The angle of the triangle $DCA$ is $x$ and the angle of the right angled triangle $BAC$ is $x+14^\circ$ but the value of $x$ is unknown. The value of $x$ has to be evaluated by using the given data.

Step: 1

The $\angle ECF = 32^\circ$ but $\angle BCD$ is unknown.

Geometrically, the angles $ECF$ and $BCD$ are vertically opposite angles. So, the angle $BCD$ is exactly equal to the angle $ECF$.

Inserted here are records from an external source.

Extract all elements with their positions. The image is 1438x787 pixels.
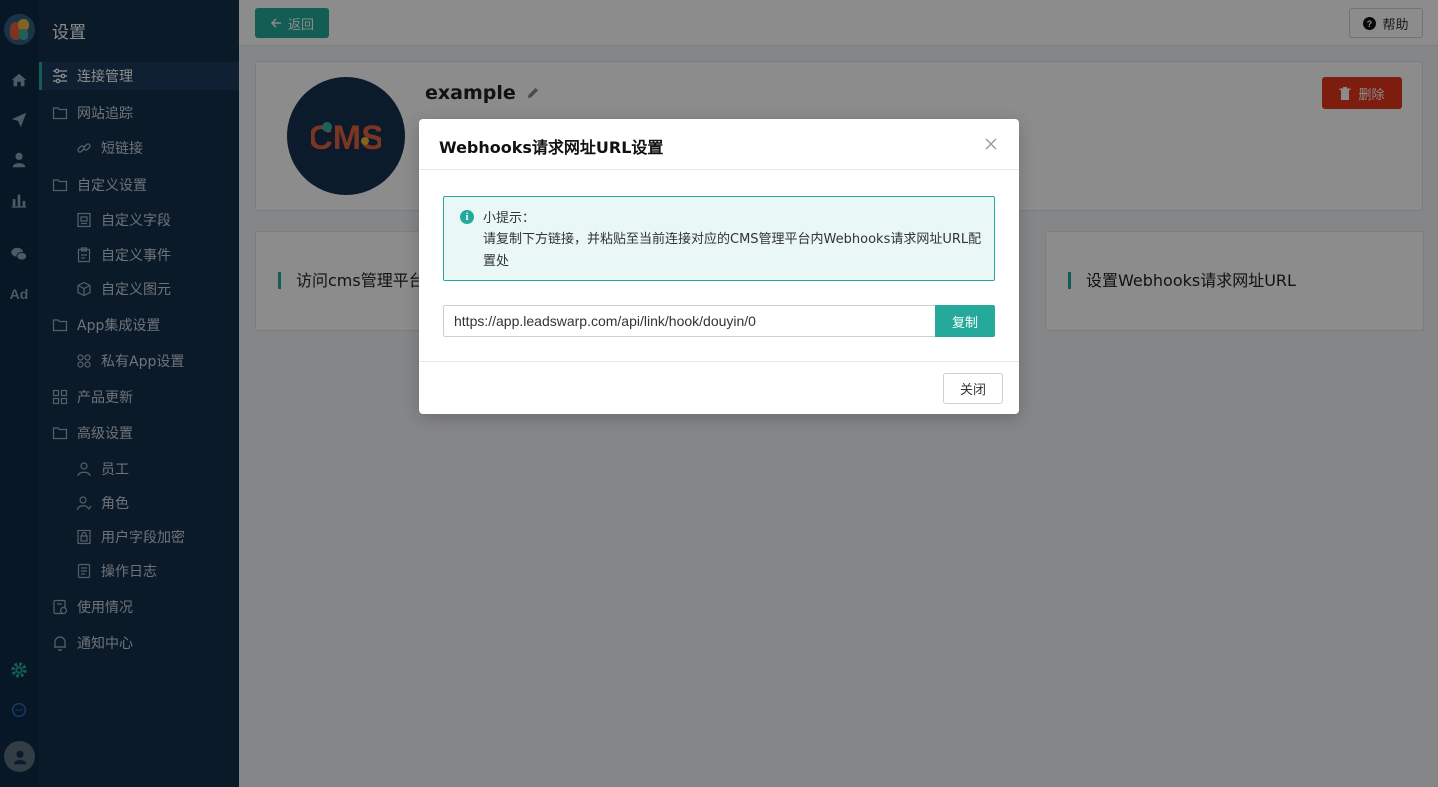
- tip-box: i 小提示： 请复制下方链接，并粘贴至当前连接对应的CMS管理平台内Webhoo…: [443, 196, 995, 281]
- dialog-footer: 关闭: [419, 361, 1019, 414]
- info-icon: i: [460, 210, 474, 224]
- url-row: 复制: [443, 305, 995, 337]
- tip-title: 小提示：: [483, 211, 536, 226]
- dialog-title: Webhooks请求网址URL设置: [439, 138, 664, 157]
- tip-text: 请复制下方链接，并粘贴至当前连接对应的CMS管理平台内Webhooks请求网址U…: [483, 232, 982, 269]
- close-icon[interactable]: [983, 136, 999, 152]
- close-button[interactable]: 关闭: [943, 373, 1003, 404]
- webhook-url-dialog: Webhooks请求网址URL设置 i 小提示： 请复制下方链接，并粘贴至当前连…: [419, 119, 1019, 414]
- webhook-url-input[interactable]: [443, 305, 936, 337]
- copy-button[interactable]: 复制: [935, 305, 995, 337]
- dialog-header: Webhooks请求网址URL设置: [419, 119, 1019, 170]
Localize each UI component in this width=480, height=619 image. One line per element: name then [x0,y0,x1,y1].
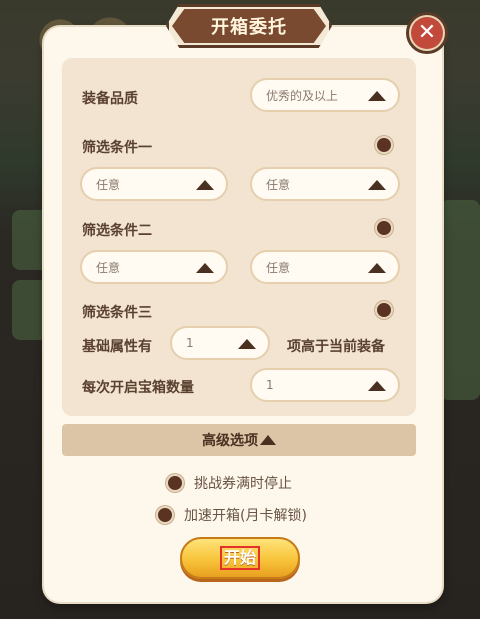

$\therefore \,\,\,\,\,\, \angle BCD = \angle ECF = 32^\circ$

Step: 2

It is given in the problem that the side $\overline{AB}$ is perpendicular to the side $\overline{BE}$. So, the angle between them is $90^\circ$. The sides $\overline{DB}$ and $\overline{BC}$ both are part of the sides $\overline{AB}$ and $\overline{BE}$ respectively. Hence, the angle $\angle DBC$ is also a right angle.

$\angle DBC = 90^\circ$

The angles $DBC$ and $BCD$ are known in the right angled triangle $BDC$. So, the third triangle can be determined by using the sum of angles of the triangle rule.

$\angle BDC + \angle DBC + \angle BCD = 180^\circ$

$\implies \angle BDC + 90^\circ + 32^\circ = 180^\circ$

$\implies \angle BDC + 122^\circ = 180^\circ$

$\implies \angle BDC = 180^\circ -122^\circ$

$\therefore \,\,\,\,\,\,\,\, \angle BDC = 58^\circ$

Step: 3

The side $\overline{AB}$ is a straight line. So, its angle $ADB$ is $180^\circ$ but the angle is divided by the line $\overline{DF}$ into two sub angles $ADF$ and $BDF$. The sum of them is equal to the $\angle ADB$ geometrically.

$\angle ADF + \angle BDF = \angle ADB$

$\implies ADF + 58^\circ = 180^\circ$

$\implies ADF = 180^\circ – 58^\circ$

$\therefore \,\,\,\,\,\,\,\, ADF = 122^\circ$

Step: 4

Geometrically, the $\angle ADF$ is equal to the $\angle ADC$. Now, apply the sum of angles of the triangle rule once again to obtain the value of $x$ in degrees.

$\angle DAC + \angle ACD + \angle CDA = 180^\circ$

$\implies x+14^\circ + x + 122^\circ = 180^\circ$

$\implies x+x+ 122^\circ + 14^\circ = 180^\circ$

$\implies 2x + 136^\circ = 180^\circ$

$\implies 2x = 180^\circ – 136^\circ$

$\implies 2x = 44^\circ$

$\implies x = \dfrac{44^\circ}{2}$

$\require{cancel} \implies x = \dfrac{\cancel{44^\circ}}{\cancel{2}}$

$\therefore \,\,\,\,\,\,\,\, x = 22^\circ$

Therefore, the value of $x$ is $22$ degrees and it is the required solution for this geometry maths problem.